EXECUTIVE SUMMARY: The Trump peace plan tells the Palestinians that the sensible question is not whether a deal provides everything you think you are entitled to, but whether it is the best deal available. If their demands for “justice” include Israel’s destruction, it says, the United States will not support them and will not fight to preserve the status quo for their benefit. A notable feature of the plan is the warning that, if the Palestinians continue to reject peace unreasonably, the US will not block Israel from advancing its own claims to areas that, in the administration’s view, realistic peace talks would leave to Israel.
The plan’s strong language reflects acquaintance with the long, exasperating history of US diplomacy undone by Palestinian rejectionism and terrorism. Knowledge of that history is crucial for assessing the plan.
In the past, US diplomacy aimed directly at a Palestinian-Israeli deal and repeatedly failed. This plan stresses that fundamental Palestinian reforms are required first. It assumes that current Palestinian leaders won’t reform, so it appeals over their heads to the public they are misgoverning and around them to the Arab states.

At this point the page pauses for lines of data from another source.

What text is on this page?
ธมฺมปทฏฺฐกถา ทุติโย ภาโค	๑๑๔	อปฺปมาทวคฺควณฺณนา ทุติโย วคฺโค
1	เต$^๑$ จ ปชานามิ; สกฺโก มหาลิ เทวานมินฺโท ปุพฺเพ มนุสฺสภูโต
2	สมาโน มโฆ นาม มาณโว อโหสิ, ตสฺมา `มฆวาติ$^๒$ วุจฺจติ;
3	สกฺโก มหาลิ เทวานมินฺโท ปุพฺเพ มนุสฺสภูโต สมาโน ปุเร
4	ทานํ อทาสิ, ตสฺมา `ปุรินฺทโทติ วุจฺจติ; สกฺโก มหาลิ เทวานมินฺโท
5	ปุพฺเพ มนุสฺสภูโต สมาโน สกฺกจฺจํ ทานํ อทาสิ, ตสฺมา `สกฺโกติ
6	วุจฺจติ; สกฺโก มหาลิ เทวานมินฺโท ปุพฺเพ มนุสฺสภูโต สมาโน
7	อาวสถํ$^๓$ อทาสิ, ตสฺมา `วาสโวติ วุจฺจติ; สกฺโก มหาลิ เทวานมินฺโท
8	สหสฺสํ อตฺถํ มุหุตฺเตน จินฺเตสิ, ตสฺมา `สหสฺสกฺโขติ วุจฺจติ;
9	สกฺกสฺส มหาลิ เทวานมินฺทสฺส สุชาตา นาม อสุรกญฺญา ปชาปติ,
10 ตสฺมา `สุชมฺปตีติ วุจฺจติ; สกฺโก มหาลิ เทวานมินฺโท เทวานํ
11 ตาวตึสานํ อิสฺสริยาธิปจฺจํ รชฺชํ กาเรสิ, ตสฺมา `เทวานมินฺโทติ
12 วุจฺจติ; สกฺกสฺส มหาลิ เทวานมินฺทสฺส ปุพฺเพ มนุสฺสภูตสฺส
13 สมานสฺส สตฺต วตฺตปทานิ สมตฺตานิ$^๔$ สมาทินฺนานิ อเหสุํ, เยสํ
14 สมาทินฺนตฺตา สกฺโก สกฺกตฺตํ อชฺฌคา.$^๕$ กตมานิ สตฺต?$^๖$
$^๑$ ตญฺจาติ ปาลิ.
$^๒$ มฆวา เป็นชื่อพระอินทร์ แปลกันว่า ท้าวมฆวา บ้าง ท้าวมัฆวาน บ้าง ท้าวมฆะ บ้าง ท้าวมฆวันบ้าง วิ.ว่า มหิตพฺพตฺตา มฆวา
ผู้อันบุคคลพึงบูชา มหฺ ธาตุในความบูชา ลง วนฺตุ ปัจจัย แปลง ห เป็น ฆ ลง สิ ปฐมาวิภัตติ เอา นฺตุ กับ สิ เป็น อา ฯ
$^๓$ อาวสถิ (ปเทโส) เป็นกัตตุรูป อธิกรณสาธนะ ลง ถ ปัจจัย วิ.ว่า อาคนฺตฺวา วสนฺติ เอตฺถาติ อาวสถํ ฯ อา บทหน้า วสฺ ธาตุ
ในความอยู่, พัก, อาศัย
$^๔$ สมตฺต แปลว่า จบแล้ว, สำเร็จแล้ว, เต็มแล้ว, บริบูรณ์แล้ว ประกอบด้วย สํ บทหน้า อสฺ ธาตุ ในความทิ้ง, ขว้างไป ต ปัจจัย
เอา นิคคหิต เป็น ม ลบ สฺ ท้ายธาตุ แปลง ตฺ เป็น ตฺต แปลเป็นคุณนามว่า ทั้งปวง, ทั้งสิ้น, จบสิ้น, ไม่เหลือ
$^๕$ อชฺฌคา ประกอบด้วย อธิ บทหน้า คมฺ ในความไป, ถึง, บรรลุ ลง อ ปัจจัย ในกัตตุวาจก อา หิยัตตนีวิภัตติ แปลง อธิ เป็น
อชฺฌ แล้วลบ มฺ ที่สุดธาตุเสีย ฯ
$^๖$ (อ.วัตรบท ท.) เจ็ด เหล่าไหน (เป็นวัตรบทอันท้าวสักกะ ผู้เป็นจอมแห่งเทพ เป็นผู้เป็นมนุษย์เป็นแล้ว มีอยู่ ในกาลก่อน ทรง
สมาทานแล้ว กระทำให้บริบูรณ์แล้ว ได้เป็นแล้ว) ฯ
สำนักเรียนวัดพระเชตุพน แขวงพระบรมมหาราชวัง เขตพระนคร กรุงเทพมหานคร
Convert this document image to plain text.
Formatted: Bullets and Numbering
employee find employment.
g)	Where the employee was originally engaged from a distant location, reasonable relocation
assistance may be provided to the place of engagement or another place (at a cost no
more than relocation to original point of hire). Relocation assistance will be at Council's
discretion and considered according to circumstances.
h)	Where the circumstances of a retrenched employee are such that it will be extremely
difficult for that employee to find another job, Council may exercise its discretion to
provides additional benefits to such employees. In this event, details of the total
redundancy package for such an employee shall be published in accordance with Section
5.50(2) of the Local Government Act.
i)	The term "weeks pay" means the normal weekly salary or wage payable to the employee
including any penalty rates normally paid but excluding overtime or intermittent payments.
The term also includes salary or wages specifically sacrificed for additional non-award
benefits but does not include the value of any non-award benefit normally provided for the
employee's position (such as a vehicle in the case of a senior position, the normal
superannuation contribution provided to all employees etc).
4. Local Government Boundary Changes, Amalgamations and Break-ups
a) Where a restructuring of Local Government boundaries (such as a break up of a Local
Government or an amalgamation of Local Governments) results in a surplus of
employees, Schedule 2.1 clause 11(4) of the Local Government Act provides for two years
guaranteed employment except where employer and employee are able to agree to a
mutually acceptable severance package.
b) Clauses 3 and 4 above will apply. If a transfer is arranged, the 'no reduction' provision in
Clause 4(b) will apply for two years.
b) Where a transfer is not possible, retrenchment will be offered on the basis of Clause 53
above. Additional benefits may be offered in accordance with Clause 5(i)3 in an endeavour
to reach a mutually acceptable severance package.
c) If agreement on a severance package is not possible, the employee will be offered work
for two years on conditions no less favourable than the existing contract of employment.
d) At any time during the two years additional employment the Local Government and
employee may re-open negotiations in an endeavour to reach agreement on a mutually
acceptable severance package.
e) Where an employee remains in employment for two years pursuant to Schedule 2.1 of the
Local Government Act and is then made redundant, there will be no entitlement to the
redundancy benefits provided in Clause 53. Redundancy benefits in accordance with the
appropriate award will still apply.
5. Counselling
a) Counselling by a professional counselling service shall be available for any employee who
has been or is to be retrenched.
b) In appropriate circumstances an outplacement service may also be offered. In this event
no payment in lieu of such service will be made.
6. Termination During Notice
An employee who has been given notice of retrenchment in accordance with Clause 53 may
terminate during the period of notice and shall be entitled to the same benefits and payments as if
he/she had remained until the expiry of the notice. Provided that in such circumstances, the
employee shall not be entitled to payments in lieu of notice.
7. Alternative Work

The plan has some creative elements and some that may not prove realistic, but critics who say that Trump’s plan won’t win acceptance by Mahmoud Abbas are missing its main point, which is that the Palestinians need new leaders. The plan does not hold out the promise of a quick deal. Rather, it has a more limited aim: to improve chances that peace will one day be possible. Meanwhile, it takes the current and future security concerns of Israel seriously and bolsters US support.